We can write this more concisely by viewing these chosen columns as the columns of matrix \(A \) so that

\begin{equation*} b_j \approx A x_j, \quad \mbox{where} \quad A = \left( \begin{array}{c | c | c} a_0 \amp \cdots \amp a_{k-1} \end{array} \right) \mbox{ and } x_j = \left( \begin{array}{c} \chi_{0,j} \\ \hline \vdots \\ \hline \chi_{k-1,j} \end{array} \right). \end{equation*}

If \(A \) has linearly independent columns, the best such approximation (in the linear least squares sense) is obtained by choosing

\begin{equation*} x_j = ( A^T A )^{-1} A^T b_j, \end{equation*}

where you may recognize \(( A^T A )^{-1} A^T \) as the (left) pseudo-inverse of \(A \text{,}\) leaving us with

\begin{equation*} b_j \approx A ( A^T A )^{-1} A^T b_j. \end{equation*}

This approximates \(b_j \) with the orthogonal projection of \(b_j \) onto the column space of \(A \text{.}\) Doing this for every column \(b_j \) leaves us with the following approximation to the picture:

\begin{equation*} B \approx \left( \begin{array}[t]{c | c | c} A \begin{array}[t]{c} \underbrace{( A^T A )^{-1} A^T b_0} \\ x_0 \end{array} \amp \cdots \amp A \begin{array}[t]{c} \underbrace{ ( A^T A )^{-1} A^T b_{n-1}} \\ x_{n-1} \end{array} \end{array} \right), \end{equation*}

which is equivalent to

\begin{equation*} B \approx A \begin{array}[t]{c} \underbrace{ ( A^T A )^{-1} A^T \left( \begin{array}{c | c | c} b_0 \amp \cdots \amp b_{n-1} \end{array} \right)} \\ \left( \begin{array}{c | c | c} x_0 \amp \cdots \amp x_{n-1} \end{array} \right) \end{array} = A \begin{array}[t]{c} \underbrace{ ( A^T A )^{-1} A^T B } \\ X \end{array} = A X . \end{equation*}

Importantly, instead of requiring \(m \times n\) data to store \(B \text{,}\) we now need only store \(A \) and \(X \text{.}\)
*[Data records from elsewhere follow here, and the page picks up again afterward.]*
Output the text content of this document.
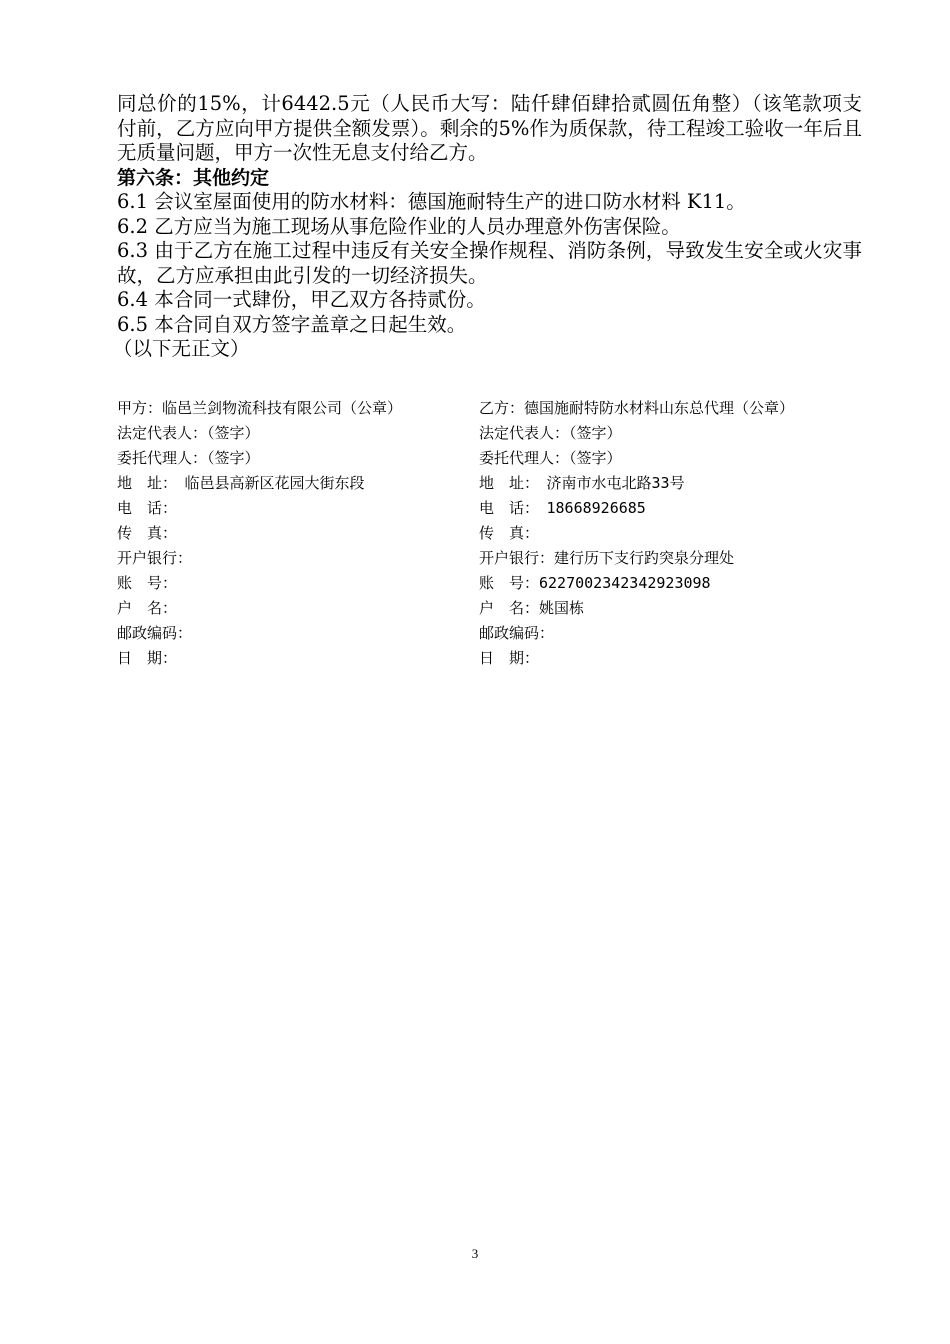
同总价的15%，计6442.5元（人民币大写：陆仟肆佰肆拾贰圆伍角整）（该笔款项支付前，乙方应向甲方提供全额发票）。剩余的5%作为质保款，待工程竣工验收一年后且无质量问题，甲方一次性无息支付给乙方。

第六条：其他约定

6.1 会议室屋面使用的防水材料：德国施耐特生产的进口防水材料 K11。

6.2 乙方应当为施工现场从事危险作业的人员办理意外伤害保险。

6.3 由于乙方在施工过程中违反有关安全操作规程、消防条例，导致发生安全或火灾事故，乙方应承担由此引发的一切经济损失。

6.4 本合同一式肆份，甲乙双方各持贰份。

6.5 本合同自双方签字盖章之日起生效。

（以下无正文）

甲方：临邑兰剑物流科技有限公司（公章）	乙方：德国施耐特防水材料山东总代理（公章）
法定代表人：（签字）	法定代表人：（签字）
委托代理人：（签字）	委托代理人：（签字）
地　址：　临邑县高新区花园大街东段	地　址：　济南市水屯北路33号
电　话：	电　话：　18668926685
传　真：	传　真：
开户银行：	开户银行：建行历下支行趵突泉分理处
账　号：	账　号：6227002342342923098
户　名：	户　名：姚国栋
邮政编码：	邮政编码：
日　期：	日　期：
3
If \(B \) is \(m \times n \) and \(A \) is \(m \times k \text{,}\) how many entries are there in \(A \) and \(X \) ?

  • \(A \) is \(m \times k \text{.}\)

  • \(X \) is \(k \times n \text{.}\)

A total of \((m+n) k \) entries are in \(A \) and \(X \text{.}\)


\(A X \) is called a rank-k approximation of \(B \text{.}\) Why?
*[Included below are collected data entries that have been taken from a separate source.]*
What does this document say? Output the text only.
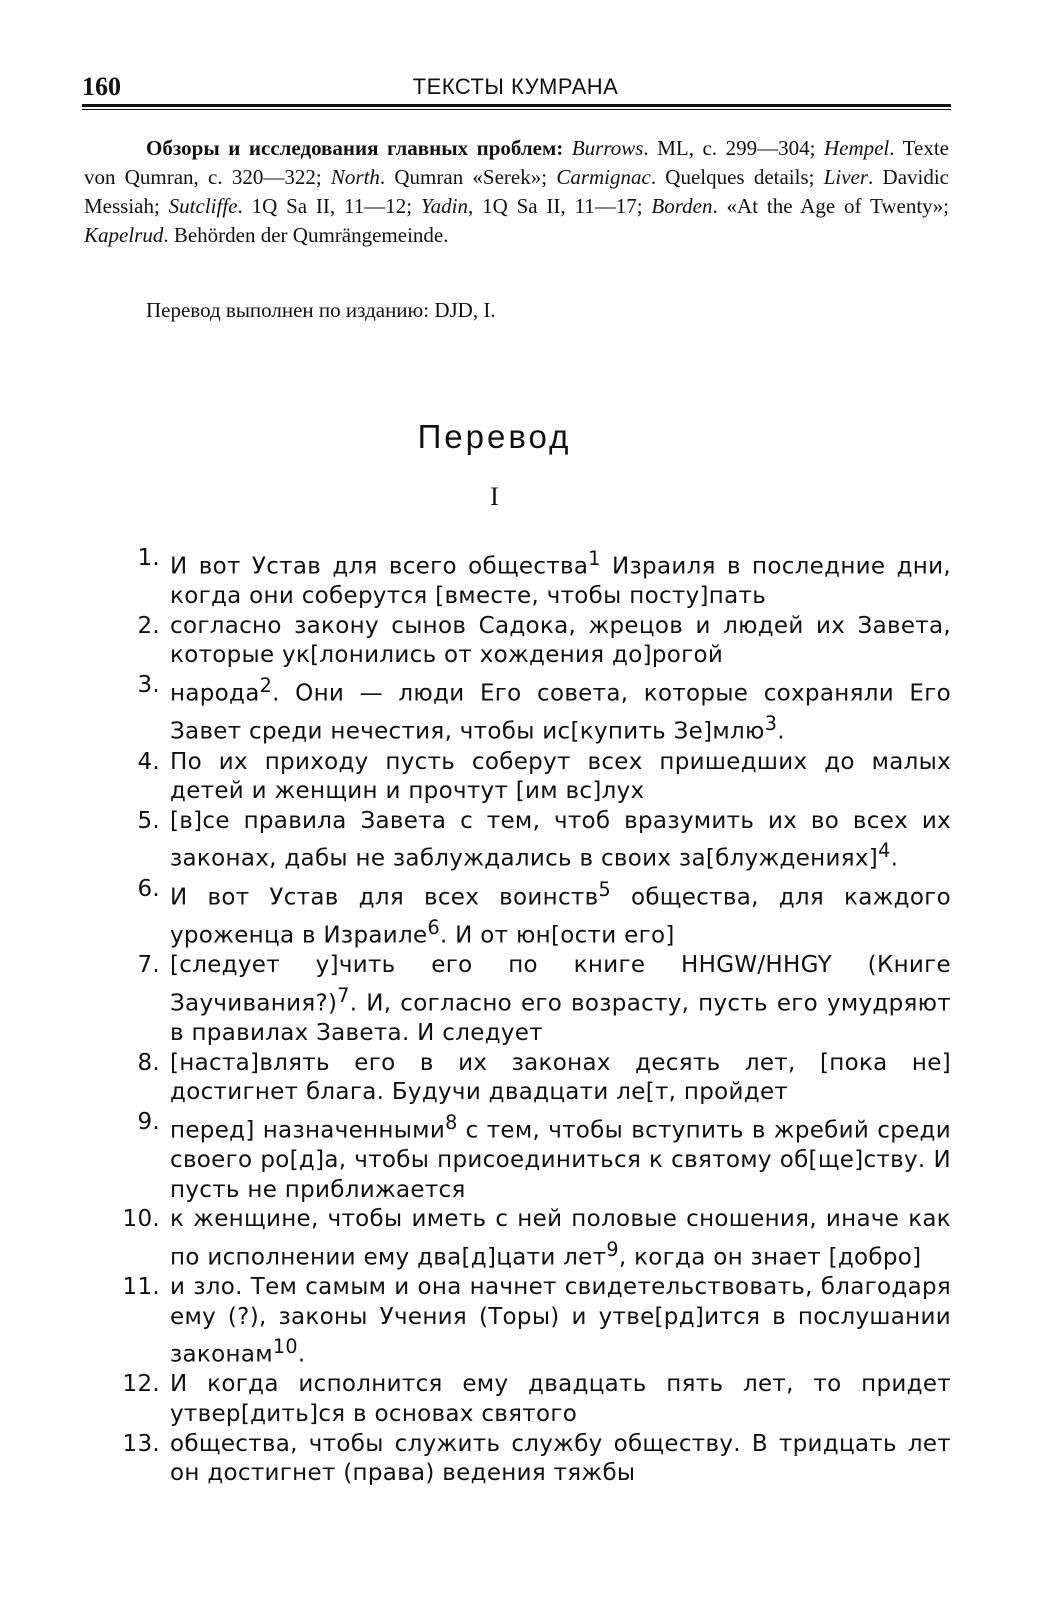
160	ТЕКСТЫ КУМРАНА
Обзоры и исследования главных проблем: Burrows. ML, с. 299—304; Hempel. Texte von Qumran, с. 320—322; North. Qumran «Serek»; Carmignac. Quelques details; Liver. Davidic Messiah; Sutcliffe. 1Q Sa II, 11—12; Yadin, 1Q Sa II, 11—17; Borden. «At the Age of Twenty»; Kapelrud. Behörden der Qumrängemeinde.
Перевод выполнен по изданию: DJD, I.
Перевод
I
1. И вот Устав для всего общества$^1$ Израиля в последние дни, когда они соберутся [вместе, чтобы посту]пать
2. согласно закону сынов Садока, жрецов и людей их Завета, которые ук[лонились от хождения до]рогой
3. народа$^2$. Они — люди Его совета, которые сохраняли Его Завет среди нечестия, чтобы ис[купить Зе]млю$^3$.
4. По их приходу пусть соберут всех пришедших до малых детей и женщин и прочтут [им вс]лух
5. [в]се правила Завета с тем, чтоб вразумить их во всех их законах, дабы не заблуждались в своих за[блуждениях]$^4$.
6. И вот Устав для всех воинств$^5$ общества, для каждого уроженца в Израиле$^6$. И от юн[ости его]
7. [следует у]чить его по книге HHGW/HHGY (Книге Заучивания?)$^7$. И, согласно его возрасту, пусть его умудряют в правилах Завета. И следует
8. [наста]влять его в их законах десять лет, [пока не] достигнет блага. Будучи двадцати ле[т, пройдет
9. перед] назначенными$^8$ с тем, чтобы вступить в жребий среди своего ро[д]а, чтобы присоединиться к святому об[ще]ству. И пусть не приближается
10. к женщине, чтобы иметь с ней половые сношения, иначе как по исполнении ему два[д]цати лет$^9$, когда он знает [добро]
11. и зло. Тем самым и она начнет свидетельствовать, благодаря ему (?), законы Учения (Торы) и утве[рд]ится в послушании законам$^{10}$.
12. И когда исполнится ему двадцать пять лет, то придет утвер[дить]ся в основах святого
13. общества, чтобы служить службу обществу. В тридцать лет он достигнет (права) ведения тяжбы
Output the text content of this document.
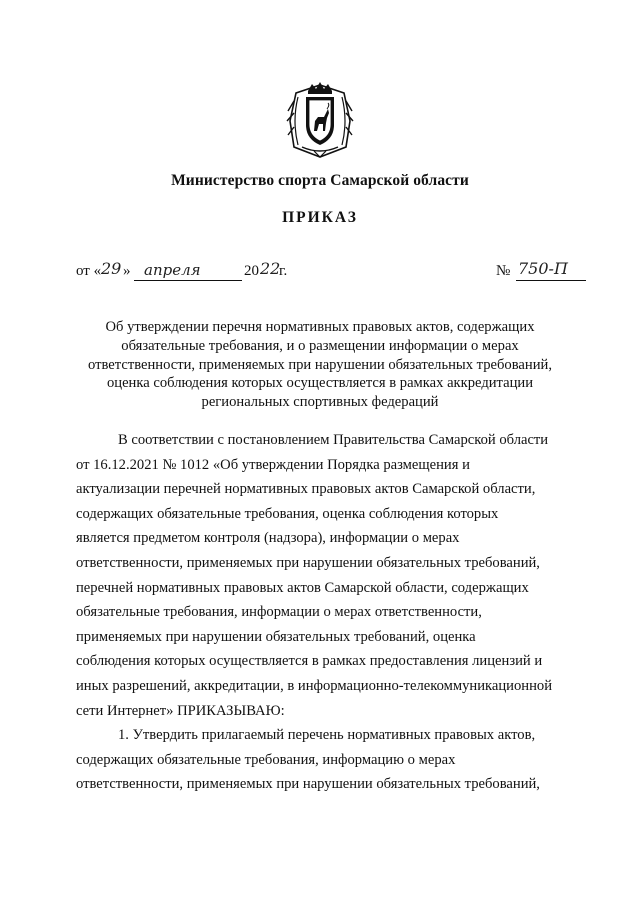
Министерство спорта Самарской области
ПРИКАЗ
от « 29 » апреля	20 22
г.	№ 750-П
Об утверждении перечня нормативных правовых актов, содержащих
обязательные требования, и о размещении информации о мерах
ответственности, применяемых при нарушении обязательных требований,
оценка соблюдения которых осуществляется в рамках аккредитации
региональных спортивных федераций
В соответствии с постановлением Правительства Самарской области
от 16.12.2021 № 1012 «Об утверждении Порядка размещения и
актуализации перечней нормативных правовых актов Самарской области,
содержащих обязательные требования, оценка соблюдения которых
является предметом контроля (надзора), информации о мерах
ответственности, применяемых при нарушении обязательных требований,
перечней нормативных правовых актов Самарской области, содержащих
обязательные требования, информации о мерах ответственности,
применяемых при нарушении обязательных требований, оценка
соблюдения которых осуществляется в рамках предоставления лицензий и
иных разрешений, аккредитации, в информационно-телекоммуникационной
сети Интернет» ПРИКАЗЫВАЮ:
1. Утвердить прилагаемый перечень нормативных правовых актов,
содержащих обязательные требования, информацию о мерах
ответственности, применяемых при нарушении обязательных требований,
The matrix \(A X \) has rank at most equal to \(k \) (it is a rank-k matrix) since each of its columns can be written as a linear combinations of the columns of \(A \) and hence it has at most \(k \) linearly independent columns.

Let's have a look at how effective this approach is for our picture:


\(k = 1 \)

\(k = 2 \)

\(k = 10 \)

\(k = 25 \)

\(k = 50 \)

Now, there is no reason to believe that picking equally spaced columns (or restricting ourselves to columns in \(B \)) will yield the best rank-k approximation for the picture. It yields a pretty good result here in part because there is quite a bit of repetition in the picture, from column to column. So, the question can be asked: How do we find the best rank-k approximation for a picture or, more generally, a matrix? This would allow us to get the most from the data that needs to be stored. It is the Singular Value Decomposition (SVD), possibly the most important result in linear algebra, that provides the answer.


Those who need a refresher on this material may want to review Week 11 of Linear Algebra: Foundations to Frontiers [20]. We will discuss solving linear least squares problems further in Week 4.